To cut a long story short, I couldn’t lever the cog off so thought it would be a good idea to “tap” it with a small hammer. After several increasingly heavy “taps” and encouraged by some small movement, I put my shoulder into it. I got the cog off but not before I’d mushroomed over the end of the shaft, never again to fit perfectly into its brass bearing housing: cue sinking feeling.In just a few minutes, I’d reduced an expensive and fully working tool into a pile of second-hand spare parts. Gabrielle gave me a “there, there” smile, by way of support.

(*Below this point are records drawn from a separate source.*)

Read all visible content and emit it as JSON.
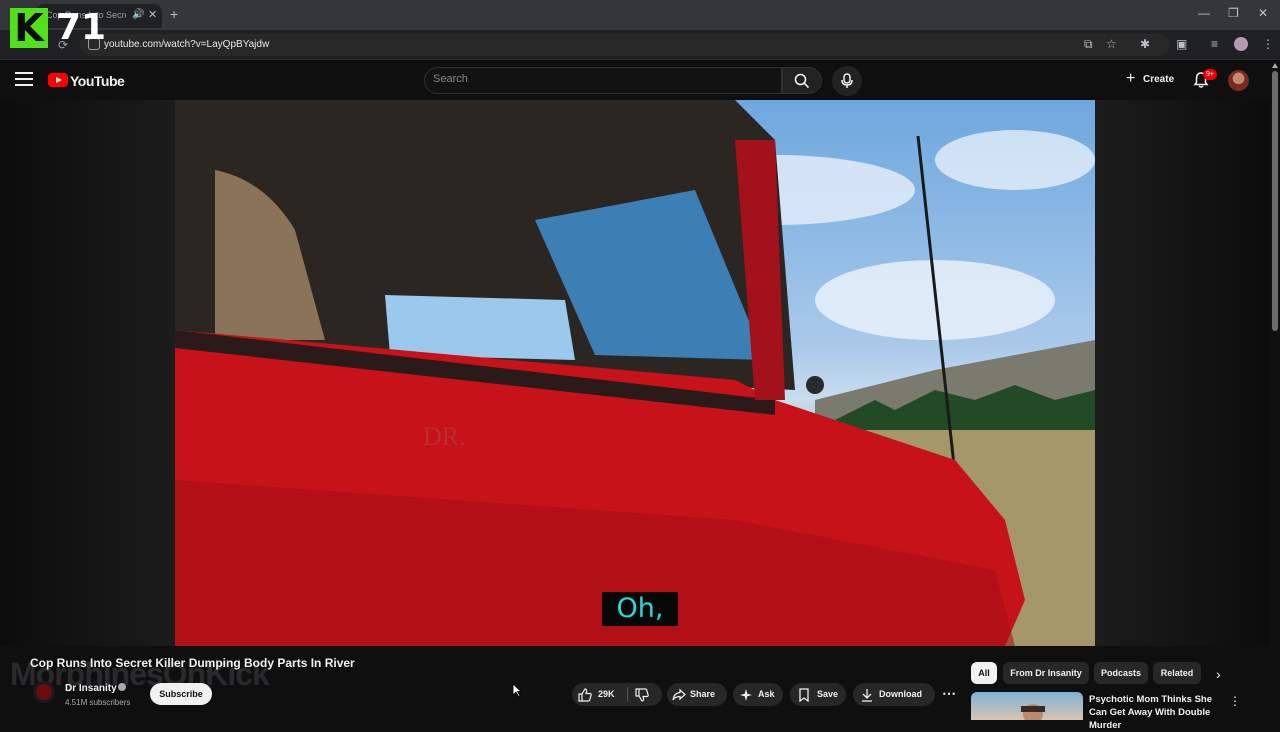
{
  "overlay": {
    "logo_letter": "K",
    "logo_number": "71"
  },
  "browser": {
    "tab_title": "Cop Runs Into Secret K",
    "url": "youtube.com/watch?v=LayQpBYajdw"
  },
  "youtube": {
    "wordmark": "YouTube",
    "search_placeholder": "Search",
    "create_label": "Create",
    "notification_badge": "9+"
  },
  "video": {
    "caption": "Oh,",
    "title": "Cop Runs Into Secret Killer Dumping Body Parts In River",
    "watermark": "MorphinesOnKick"
  },
  "channel": {
    "name": "Dr Insanity",
    "subscribers": "4.51M subscribers",
    "subscribe_label": "Subscribe"
  },
  "actions": {
    "likes": "29K",
    "share": "Share",
    "ask": "Ask",
    "save": "Save",
    "download": "Download"
  },
  "chips": [
    "All",
    "From Dr Insanity",
    "Podcasts",
    "Related"
  ],
  "recommendation": {
    "title": "Psychotic Mom Thinks She Can Get Away With Double Murder"
  },
  "colors": {
    "youtube_red": "#ff0000",
    "logo_green": "#52e01a",
    "caption_cyan": "#2ed6d6",
    "truck_red": "#d0121a"
  }
}
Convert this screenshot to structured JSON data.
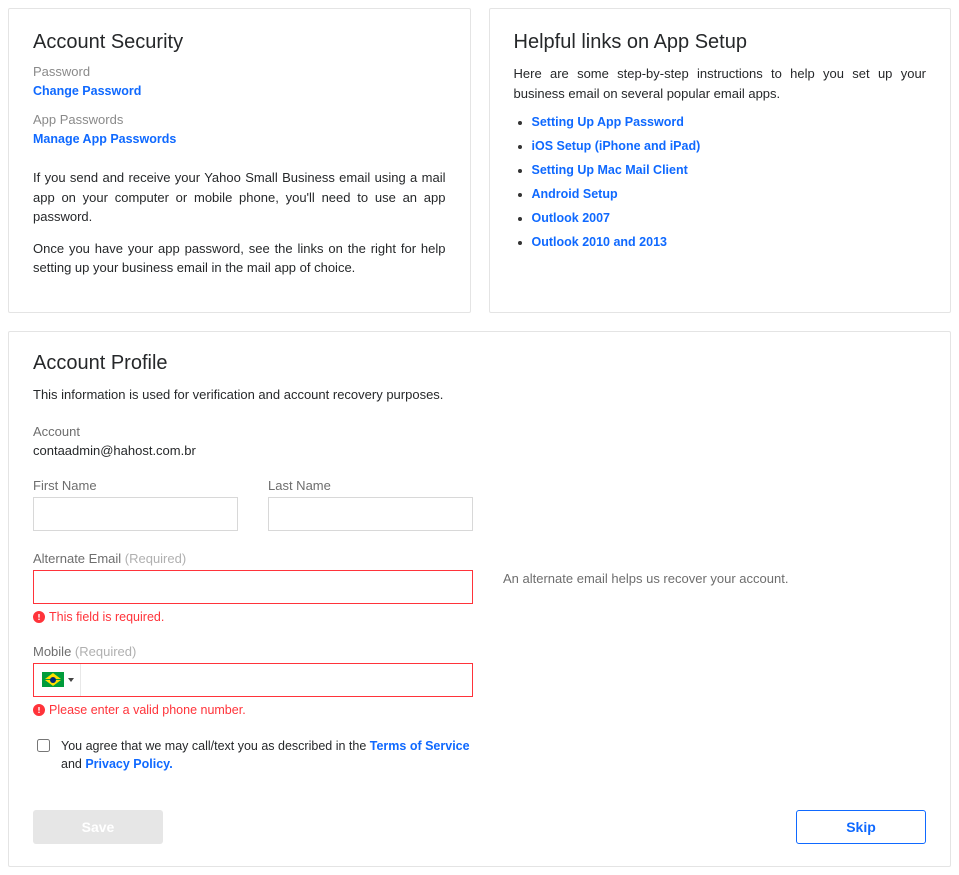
{
  "security": {
    "title": "Account Security",
    "password_label": "Password",
    "change_password": "Change Password",
    "app_passwords_label": "App Passwords",
    "manage_app_passwords": "Manage App Passwords",
    "para1": "If you send and receive your Yahoo Small Business email using a mail app on your computer or mobile phone, you'll need to use an app password.",
    "para2": "Once you have your app password, see the links on the right for help setting up your business email in the mail app of choice."
  },
  "help": {
    "title": "Helpful links on App Setup",
    "intro": "Here are some step-by-step instructions to help you set up your business email on several popular email apps.",
    "links": [
      "Setting Up App Password",
      "iOS Setup (iPhone and iPad)",
      "Setting Up Mac Mail Client",
      "Android Setup",
      "Outlook 2007",
      "Outlook 2010 and 2013"
    ]
  },
  "profile": {
    "title": "Account Profile",
    "description": "This information is used for verification and account recovery purposes.",
    "account_label": "Account",
    "account_value": "contaadmin@hahost.com.br",
    "first_name_label": "First Name",
    "first_name_value": "",
    "last_name_label": "Last Name",
    "last_name_value": "",
    "alt_email_label": "Alternate Email ",
    "required_tag": "(Required)",
    "alt_email_value": "",
    "alt_email_error": "This field is required.",
    "alt_email_hint": "An alternate email helps us recover your account.",
    "mobile_label": "Mobile ",
    "mobile_value": "",
    "mobile_error": "Please enter a valid phone number.",
    "mobile_country": "BR",
    "consent_prefix": " You agree that we may call/text you as described in the ",
    "consent_tos": "Terms of Service",
    "consent_and": " and ",
    "consent_privacy": "Privacy Policy.",
    "save_label": "Save",
    "skip_label": "Skip"
  }
}
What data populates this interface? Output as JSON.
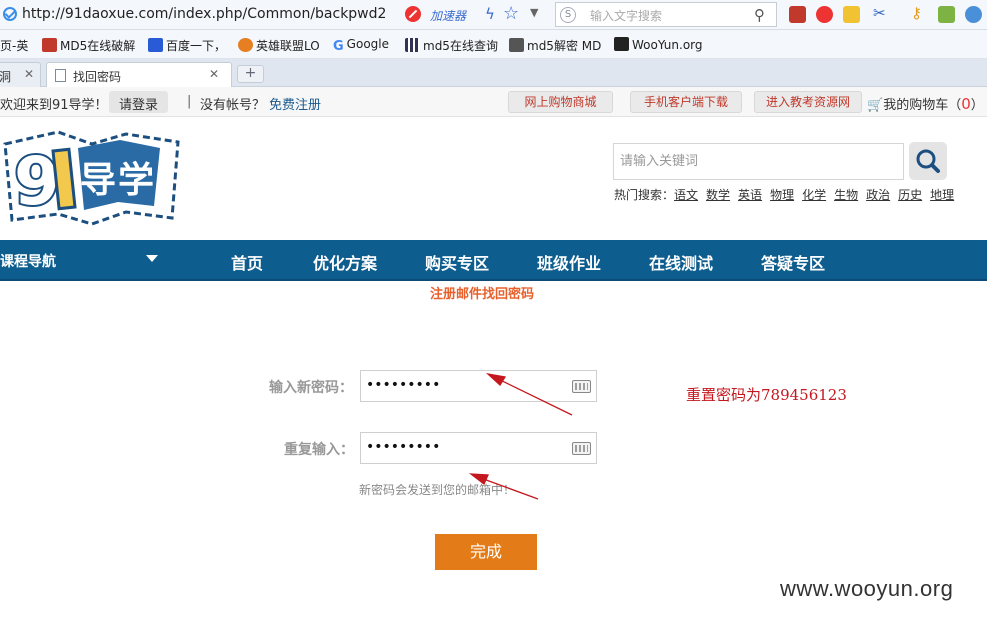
{
  "browser": {
    "url": "http://91daoxue.com/index.php/Common/backpwd2",
    "accelerator": "加速器",
    "search_placeholder": "输入文字搜索",
    "bookmarks": [
      "页-英",
      "MD5在线破解",
      "百度一下，",
      "英雄联盟LO",
      "Google",
      "md5在线查询",
      "md5解密 MD",
      "WooYun.org"
    ],
    "tabs": [
      {
        "title": "洞"
      },
      {
        "title": "找回密码"
      }
    ],
    "new_tab": "+"
  },
  "topbar": {
    "welcome": "欢迎来到91导学！",
    "login": "请登录",
    "sep": "|",
    "no_account": "没有帐号？",
    "register": "免费注册",
    "shop": "网上购物商城",
    "mobile": "手机客户端下载",
    "resources": "进入教考资源网",
    "cart": "我的购物车（",
    "cart_count": "0",
    "cart_close": "）"
  },
  "header": {
    "logo_text": "91导学",
    "search_placeholder": "请输入关键词",
    "hot_label": "热门搜索：",
    "hot_keywords": [
      "语文",
      "数学",
      "英语",
      "物理",
      "化学",
      "生物",
      "政治",
      "历史",
      "地理"
    ]
  },
  "nav": {
    "category": "课程导航",
    "items": [
      "首页",
      "优化方案",
      "购买专区",
      "班级作业",
      "在线测试",
      "答疑专区"
    ]
  },
  "form": {
    "title": "注册邮件找回密码",
    "new_password_label": "输入新密码：",
    "new_password_value": "•••••••••",
    "repeat_label": "重复输入：",
    "repeat_value": "•••••••••",
    "hint": "新密码会发送到您的邮箱中！",
    "submit": "完成"
  },
  "annotation": "重置密码为789456123",
  "watermark": "www.wooyun.org",
  "colors": {
    "nav_bg": "#0e5d8f",
    "accent_orange": "#e37c18",
    "title_orange": "#e8612c",
    "annotation_red": "#c4171e"
  }
}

The happy ending is that the helpful people at Rochford Garden Machinery posted a not-too-pricey replacement part and a chap in their technical department took the time to tell me how to install it—thanks guys! Voluminous, they might be but it’s a shame that fear of litigation has reduced maintenance manuals to such inadequate nonsense. Had I the time and you the patience, I could tell you a similar story about a mate’s Triumph TR6, a gearbox, an overdrive unit, overconfidence and a failure to read the Haynes maintenance manual before we started work; when will I ever learn?